“University of Adelaide research has found governments and companies face a likely increase in law suits for their role in global warming and consequent damage to health and communities, and that these claims have a good chance of succeeding.”
The thrust of this piece ist that the likelihood that humans have cause climate change is greater than 50% plus one – which is the legal test in civil court.
In fact, the Intergovernmental Panel on Climate Change (IPCC) said in its 2001 Summary for Policymakers (attached) that, “In the light of new evidence and taking into account the remaining uncertainties, most of the observed warming over the last 50 years is likely to have been due to the increase in greenhouse gas concentrations.”

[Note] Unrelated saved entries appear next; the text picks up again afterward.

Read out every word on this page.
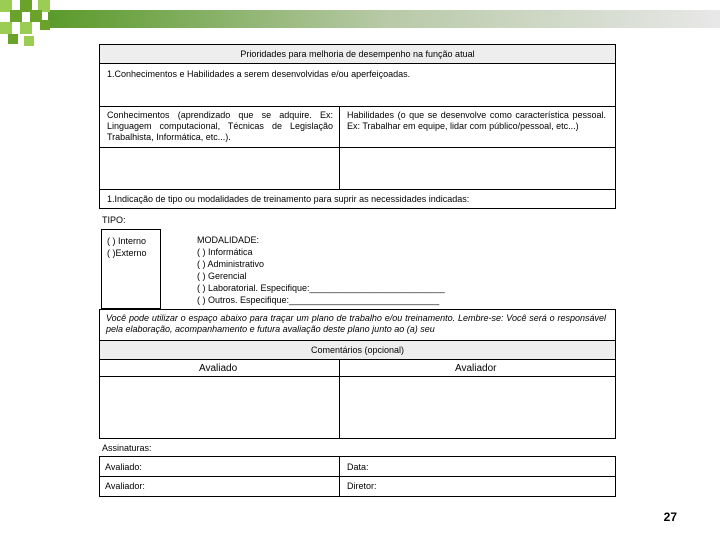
Prioridades para melhoria de desempenho na função atual
1.Conhecimentos e Habilidades a serem desenvolvidas e/ou aperfeiçoadas.
Conhecimentos (aprendizado que se adquire. Ex: Linguagem computacional, Técnicas de Legislação Trabalhista, Informática, etc...).
Habilidades (o que se desenvolve como característica pessoal. Ex: Trabalhar em equipe, lidar com público/pessoal, etc...)
1.Indicação de tipo ou modalidades de treinamento para suprir as necessidades indicadas:
TIPO:
( ) Interno
( )Externo
MODALIDADE:
( ) Informática
( ) Administrativo
( ) Gerencial
( ) Laboratorial. Especifique:___________________________
( ) Outros. Especifique:______________________________
Você pode utilizar o espaço abaixo para traçar um plano de trabalho e/ou treinamento. Lembre-se: Você será o responsável pela elaboração, acompanhamento e futura avaliação deste plano junto ao (a) seu
Comentários (opcional)
Avaliado	Avaliador
Assinaturas:
Avaliado:	Data:
Avaliador:	Diretor:
27
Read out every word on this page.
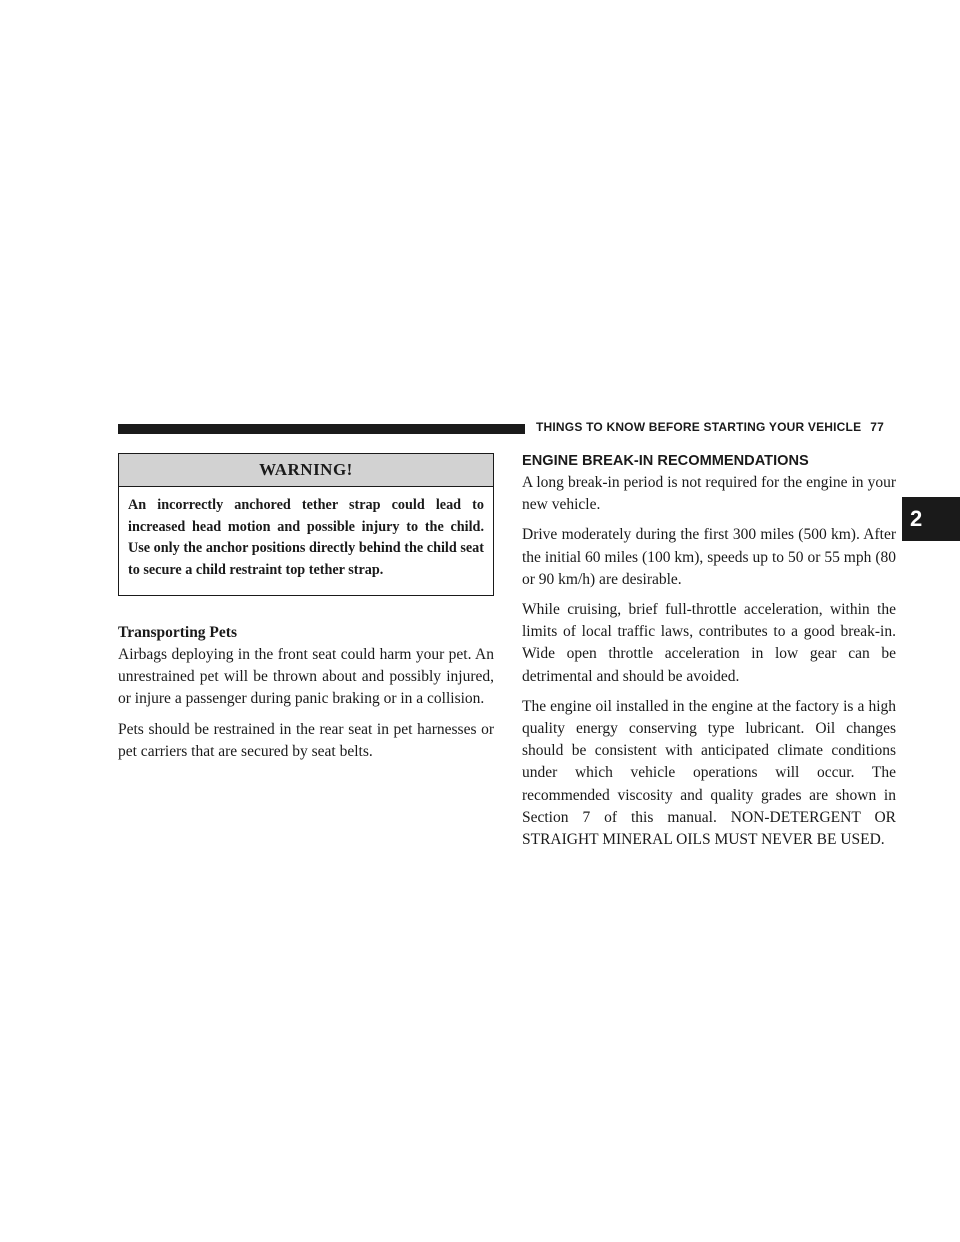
THINGS TO KNOW BEFORE STARTING YOUR VEHICLE 77
2
WARNING!
An incorrectly anchored tether strap could lead to increased head motion and possible injury to the child. Use only the anchor positions directly behind the child seat to secure a child restraint top tether strap.
Transporting Pets

Airbags deploying in the front seat could harm your pet. An unrestrained pet will be thrown about and possibly injured, or injure a passenger during panic braking or in a collision.

Pets should be restrained in the rear seat in pet harnesses or pet carriers that are secured by seat belts.

ENGINE BREAK-IN RECOMMENDATIONS

A long break-in period is not required for the engine in your new vehicle.

Drive moderately during the first 300 miles (500 km). After the initial 60 miles (100 km), speeds up to 50 or 55 mph (80 or 90 km/h) are desirable.

While cruising, brief full-throttle acceleration, within the limits of local traffic laws, contributes to a good break-in. Wide open throttle acceleration in low gear can be detrimental and should be avoided.

The engine oil installed in the engine at the factory is a high quality energy conserving type lubricant. Oil changes should be consistent with anticipated climate conditions under which vehicle operations will occur. The recommended viscosity and quality grades are shown in Section 7 of this manual. NON-DETERGENT OR STRAIGHT MINERAL OILS MUST NEVER BE USED.
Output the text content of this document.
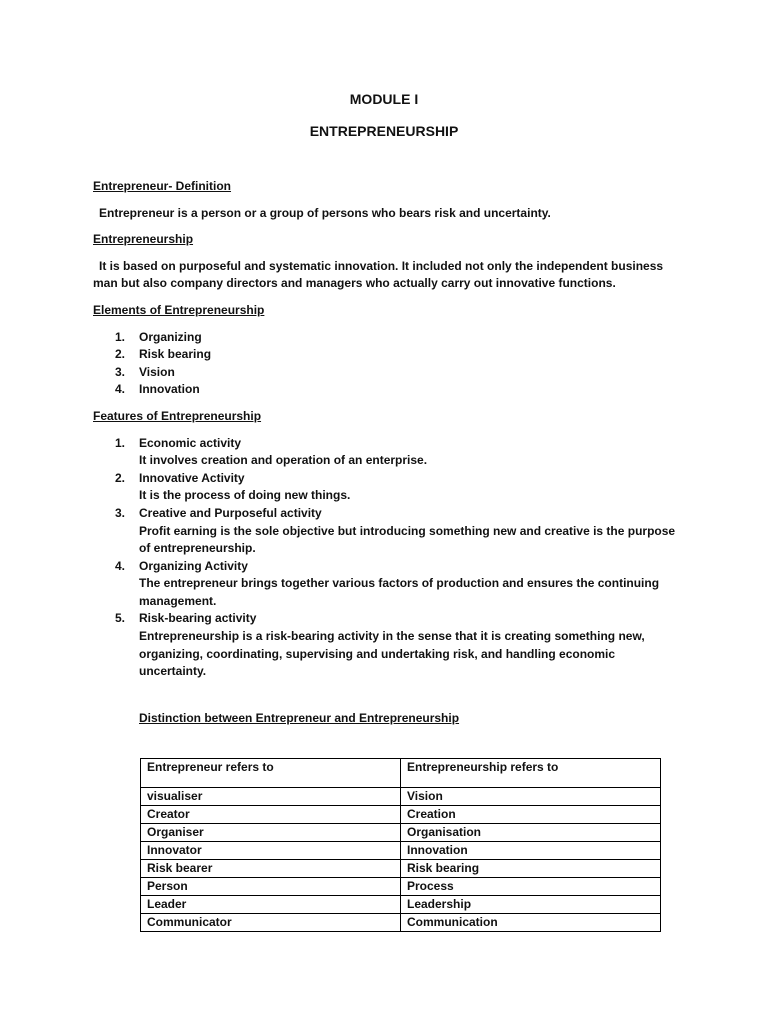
MODULE I
ENTREPRENEURSHIP

Entrepreneur- Definition

Entrepreneur is a person or a group of persons who bears risk and uncertainty.

Entrepreneurship

It is based on purposeful and systematic innovation. It included not only the independent business man but also company directors and managers who actually carry out innovative functions.

Elements of Entrepreneurship

1. Organizing
2. Risk bearing
3. Vision
4. Innovation

Features of Entrepreneurship

1. Economic activity
It involves creation and operation of an enterprise.
2. Innovative Activity
It is the process of doing new things.
3. Creative and Purposeful activity
Profit earning is the sole objective but introducing something new and creative is the purpose of entrepreneurship.
4. Organizing Activity
The entrepreneur brings together various factors of production and ensures the continuing management.
5. Risk-bearing activity
Entrepreneurship is a risk-bearing activity in the sense that it is creating something new, organizing, coordinating, supervising and undertaking risk, and handling economic uncertainty.

Distinction between Entrepreneur and Entrepreneurship

Entrepreneur refers to	Entrepreneurship refers to
visualiser	Vision
Creator	Creation
Organiser	Organisation
Innovator	Innovation
Risk bearer	Risk bearing
Person	Process
Leader	Leadership
Communicator	Communication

As to a definition of “likely,” the IPCC is specific: “In this Summary for Policymakers and in the Technical Summary, the following words have been used where appropriate to indicate judgmental estimates of
confidence: virtually certain (greater than 99% chance that a result is true); very likely (90-99% chance); likely (66-90% chance); medium likelihood (33-66% chance); unlikely (10-33% chance); very unlikely (1-10% chance); exceptionally unlikely (less than 1% chance). “
All this could (but probably will not) have a bearing on the suit that Friends of the Earth, et al, are threatening against the recalcitrant federal government for failing to make any effort to meet Canada’s Kyoto commitments.